4. Containers for cryogenic liquid must be kept clean and restricted to this service. These containers must e made of Type 300 series stainless steel, copper, brass, aluminium, etc., except for special laboratory equipment made of glass.







Leaking hydrogen cylinders should be handled with special care. If hydrogen leaks from the cylinder valve even when the valve is closed, or if a leak occurs at the pressure relief device, carefully remove the cylinder to an open space well away from any possible source of ignition. Plainly tag the cylinder as having an unserviceable valve or pressure relief device, and immediately notify the cylinder supplier and ask for instructions.

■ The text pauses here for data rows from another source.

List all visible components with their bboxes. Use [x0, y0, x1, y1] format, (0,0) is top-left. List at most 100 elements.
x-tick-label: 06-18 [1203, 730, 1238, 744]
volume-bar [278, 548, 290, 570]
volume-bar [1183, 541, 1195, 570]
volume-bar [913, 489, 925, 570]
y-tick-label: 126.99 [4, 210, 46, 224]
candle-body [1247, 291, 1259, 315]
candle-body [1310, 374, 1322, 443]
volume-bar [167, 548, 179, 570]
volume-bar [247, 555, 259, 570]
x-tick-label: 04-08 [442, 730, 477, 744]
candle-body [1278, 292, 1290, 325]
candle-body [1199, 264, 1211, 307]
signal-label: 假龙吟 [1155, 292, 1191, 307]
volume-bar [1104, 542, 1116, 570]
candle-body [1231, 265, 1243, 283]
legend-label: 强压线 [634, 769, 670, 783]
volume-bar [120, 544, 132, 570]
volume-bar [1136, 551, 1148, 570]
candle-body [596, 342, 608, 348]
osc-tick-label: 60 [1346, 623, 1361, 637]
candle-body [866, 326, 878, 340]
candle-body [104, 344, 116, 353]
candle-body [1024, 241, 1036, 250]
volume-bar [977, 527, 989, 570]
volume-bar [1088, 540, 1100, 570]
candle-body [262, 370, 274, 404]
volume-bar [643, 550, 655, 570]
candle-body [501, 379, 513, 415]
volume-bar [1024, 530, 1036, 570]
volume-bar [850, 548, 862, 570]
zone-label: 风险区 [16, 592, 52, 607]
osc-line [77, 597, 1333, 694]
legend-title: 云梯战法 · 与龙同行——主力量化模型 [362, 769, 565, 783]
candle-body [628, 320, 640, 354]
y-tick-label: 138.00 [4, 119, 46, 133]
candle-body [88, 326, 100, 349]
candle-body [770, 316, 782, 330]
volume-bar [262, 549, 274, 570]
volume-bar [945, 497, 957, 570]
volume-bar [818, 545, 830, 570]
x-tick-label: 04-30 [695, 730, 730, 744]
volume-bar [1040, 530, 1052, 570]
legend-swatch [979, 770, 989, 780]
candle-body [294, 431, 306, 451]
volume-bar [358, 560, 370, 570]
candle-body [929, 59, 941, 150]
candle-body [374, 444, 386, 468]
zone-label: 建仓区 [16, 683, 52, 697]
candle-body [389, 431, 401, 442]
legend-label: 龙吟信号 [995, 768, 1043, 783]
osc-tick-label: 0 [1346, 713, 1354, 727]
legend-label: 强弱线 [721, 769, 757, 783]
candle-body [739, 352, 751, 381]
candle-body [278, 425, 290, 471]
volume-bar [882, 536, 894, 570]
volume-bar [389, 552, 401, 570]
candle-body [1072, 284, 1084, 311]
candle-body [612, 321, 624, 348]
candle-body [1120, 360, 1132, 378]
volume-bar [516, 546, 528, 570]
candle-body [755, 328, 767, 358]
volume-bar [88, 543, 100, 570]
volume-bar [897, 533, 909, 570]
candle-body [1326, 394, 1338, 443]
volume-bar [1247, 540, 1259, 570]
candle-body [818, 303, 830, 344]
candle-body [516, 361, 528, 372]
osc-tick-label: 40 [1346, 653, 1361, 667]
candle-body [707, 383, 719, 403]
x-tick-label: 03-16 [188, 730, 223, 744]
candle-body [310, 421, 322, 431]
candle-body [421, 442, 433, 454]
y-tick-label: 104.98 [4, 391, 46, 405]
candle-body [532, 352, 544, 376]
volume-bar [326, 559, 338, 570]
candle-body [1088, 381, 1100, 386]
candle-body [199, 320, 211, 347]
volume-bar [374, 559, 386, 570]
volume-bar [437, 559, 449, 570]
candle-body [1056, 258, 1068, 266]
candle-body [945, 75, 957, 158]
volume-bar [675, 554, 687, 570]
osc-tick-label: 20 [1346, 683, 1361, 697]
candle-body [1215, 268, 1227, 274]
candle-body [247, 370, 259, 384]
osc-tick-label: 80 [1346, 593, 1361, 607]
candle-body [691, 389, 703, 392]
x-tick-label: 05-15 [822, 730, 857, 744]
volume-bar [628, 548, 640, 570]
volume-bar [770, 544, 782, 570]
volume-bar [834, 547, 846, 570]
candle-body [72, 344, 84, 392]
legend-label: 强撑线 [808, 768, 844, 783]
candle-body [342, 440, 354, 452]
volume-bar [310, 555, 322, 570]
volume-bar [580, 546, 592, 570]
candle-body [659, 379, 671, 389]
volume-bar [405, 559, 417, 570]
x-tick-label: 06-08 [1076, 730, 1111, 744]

Extreme care is recommended in protecting access to the defective cylinder because the leaking hydrogen may even ignite in the absence of any normally apparent source of ignition. It will burn with an almost invisible flame that can instantly injure anyone coming into contact with it. The presence of a hydrogen flame can be detected by approaching with a straw broom outstretched in front to make the flame visible.


Should hydrogen ignite, let it burn, keeping the surrounding cool with water spray to prevent the spread of fire, but do not spray water on the vent stack. By doing this, an accumulation of the gas that might lead to an explosion can be avoided.



Caution: Water should never be directed on the vent system of a bulk liquid facility because of potential plugging as a result of ice formation.